随着训练的进行,损失更是微乎其微,说明模型拟合得不错。
6.1 查看损失曲线
在模型训练完之后,可以在Terminal中进入log目录,执行tensorboard --logdir=./,粘贴网址到浏览器,即可观察到保存的损失曲线与精确度曲线(注!由于当前使用的是pytorch框架,必须在Terminal中进入装有tensorflow的环境,才能正常执行该命令)。

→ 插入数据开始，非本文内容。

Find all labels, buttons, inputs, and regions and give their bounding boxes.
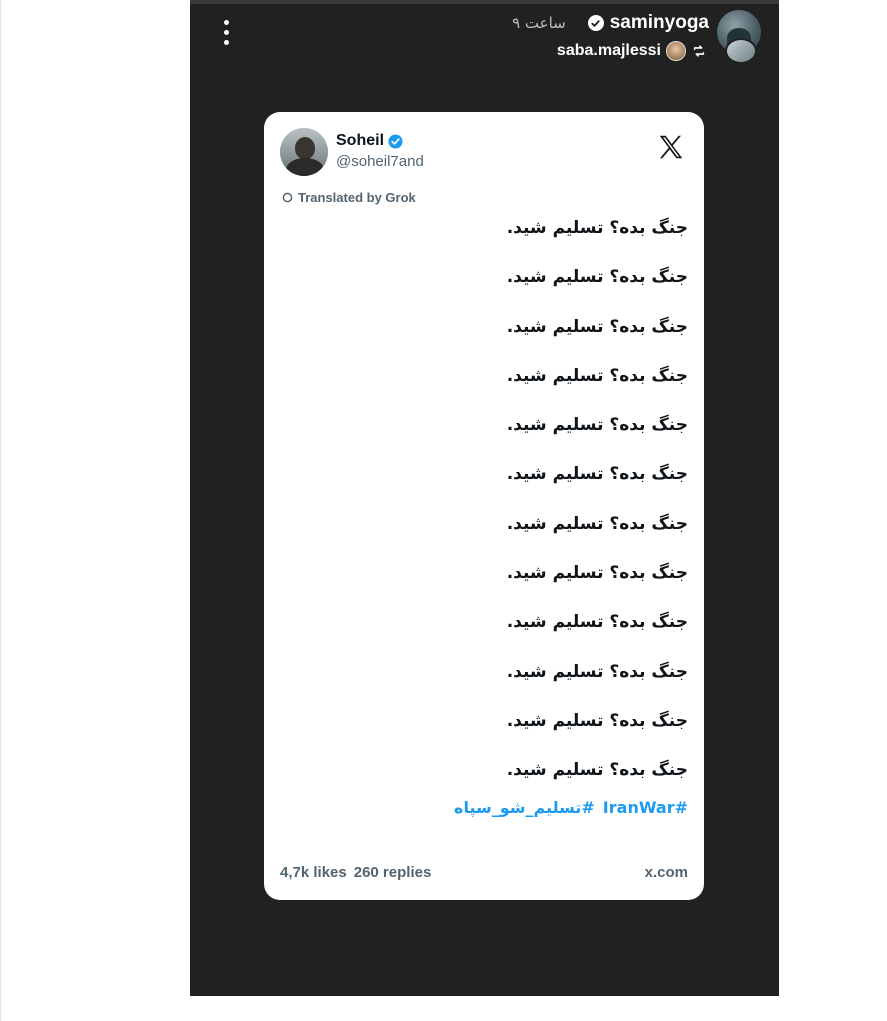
tweet-line: جنگ بده؟ تسلیم شید. bbox=[506, 661, 688, 682]
grok-icon bbox=[282, 192, 293, 203]
story-timestamp: ۹ ساعت bbox=[512, 14, 566, 32]
x-logo-icon bbox=[656, 132, 686, 162]
tweet-line: جنگ بده؟ تسلیم شید. bbox=[506, 710, 688, 731]
tweet-author-handle[interactable]: @soheil7and bbox=[336, 153, 424, 170]
verified-badge-icon bbox=[587, 15, 604, 31]
verified-check-icon bbox=[388, 133, 403, 149]
more-options-icon[interactable] bbox=[220, 20, 232, 48]
repost-row: saba.majlessi bbox=[557, 40, 707, 62]
likes-count[interactable]: 4,7k likes bbox=[280, 864, 347, 881]
tweet-line: جنگ بده؟ تسلیم شید. bbox=[506, 513, 688, 534]
tweet-body: جنگ بده؟ تسلیم شید. جنگ بده؟ تسلیم شید. … bbox=[288, 204, 688, 796]
screenshot-page: saminyoga ۹ ساعت saba.majlessi Soheil @s… bbox=[0, 0, 887, 1021]
translation-label: Translated by Grok bbox=[298, 190, 416, 205]
hashtag-link[interactable]: #IranWar bbox=[603, 798, 688, 817]
replies-count[interactable]: 260 replies bbox=[354, 864, 432, 881]
repost-icon bbox=[691, 43, 707, 59]
tweet-line: جنگ بده؟ تسلیم شید. bbox=[506, 316, 688, 337]
repost-author-avatar[interactable] bbox=[725, 38, 757, 64]
reposter-avatar[interactable] bbox=[666, 41, 686, 61]
story-header: saminyoga ۹ ساعت saba.majlessi bbox=[461, 10, 761, 64]
tweet-hashtags: #IranWar #تسلیم_شو_سپاه bbox=[446, 798, 688, 817]
page-edge-divider bbox=[0, 0, 1, 1021]
tweet-author-name[interactable]: Soheil bbox=[336, 132, 384, 150]
story-progress-bar bbox=[190, 0, 779, 4]
tweet-line: جنگ بده؟ تسلیم شید. bbox=[506, 415, 688, 436]
tweet-line: جنگ بده؟ تسلیم شید. bbox=[506, 612, 688, 633]
tweet-line: جنگ بده؟ تسلیم شید. bbox=[506, 218, 688, 238]
story-username[interactable]: saminyoga bbox=[610, 12, 709, 34]
tweet-card[interactable]: Soheil @soheil7and Translated by Grok جن… bbox=[264, 112, 704, 900]
tweet-line: جنگ بده؟ تسلیم شید. bbox=[506, 267, 688, 288]
tweet-line: جنگ بده؟ تسلیم شید. bbox=[506, 365, 688, 386]
tweet-author-row: Soheil bbox=[336, 132, 403, 150]
tweet-author-avatar[interactable] bbox=[280, 128, 328, 176]
story-username-row: saminyoga ۹ ساعت bbox=[512, 10, 709, 36]
tweet-line: جنگ بده؟ تسلیم شید. bbox=[506, 760, 688, 781]
tweet-line: جنگ بده؟ تسلیم شید. bbox=[506, 464, 688, 485]
hashtag-link[interactable]: #تسلیم_شو_سپاه bbox=[454, 798, 595, 817]
tweet-line: جنگ بده؟ تسلیم شید. bbox=[506, 563, 688, 584]
reposter-username[interactable]: saba.majlessi bbox=[557, 42, 661, 60]
translation-notice: Translated by Grok bbox=[282, 190, 416, 205]
source-link[interactable]: x.com bbox=[645, 864, 688, 881]
tweet-stats: 4,7k likes 260 replies bbox=[280, 864, 431, 881]
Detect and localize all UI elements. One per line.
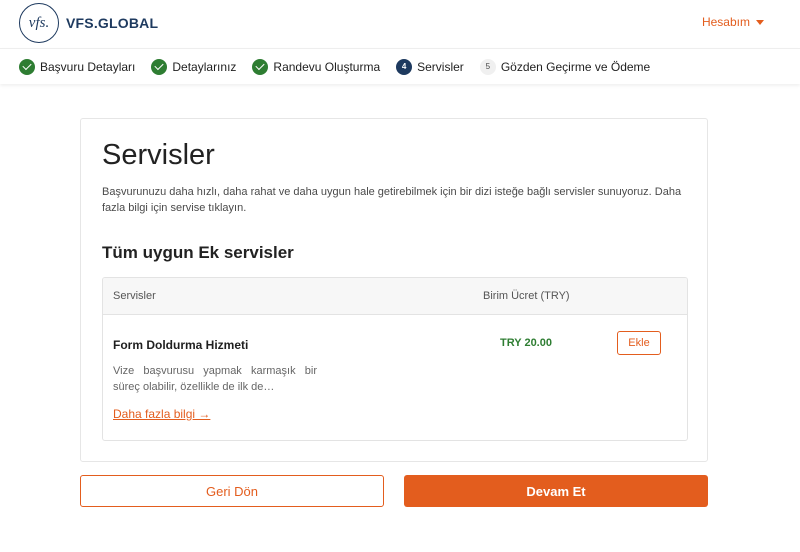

上图分别是验证集和训练集的损失曲线,我们可以在验证集损失曲线中找一个损失刚进入平稳状态的step,来确定在测试集上使用哪个保存的模型(过高的step可能会过拟合)。
7 在测试集上运行 inference.py
选择模型在测试集上运行,计算精确度。
# 选择合适的模型,在测试集运行
import torch
from torch.utils.data import Dataset,DataLoader
from config import HP
from dataset_banknote import BanknoteDataset
from model import BanknoteClasificationModel
import os
def accuracy(model,data_loader):
model.eval()
total_acc=0.
total_cnt=0
for batch in data_loader:
with torch.no_grad():
x,y=batch
pred=model(x)
total_acc+=(torch.argmax(pred,dim=1)==y).sum()
total_cnt+=y.shape[0]
return total_acc/total_cnt
if __name__=='__main__':
testset=BanknoteDataset(HP.testset_path)
test_dataloader=DataLoader(testset,batch_size=len(testset))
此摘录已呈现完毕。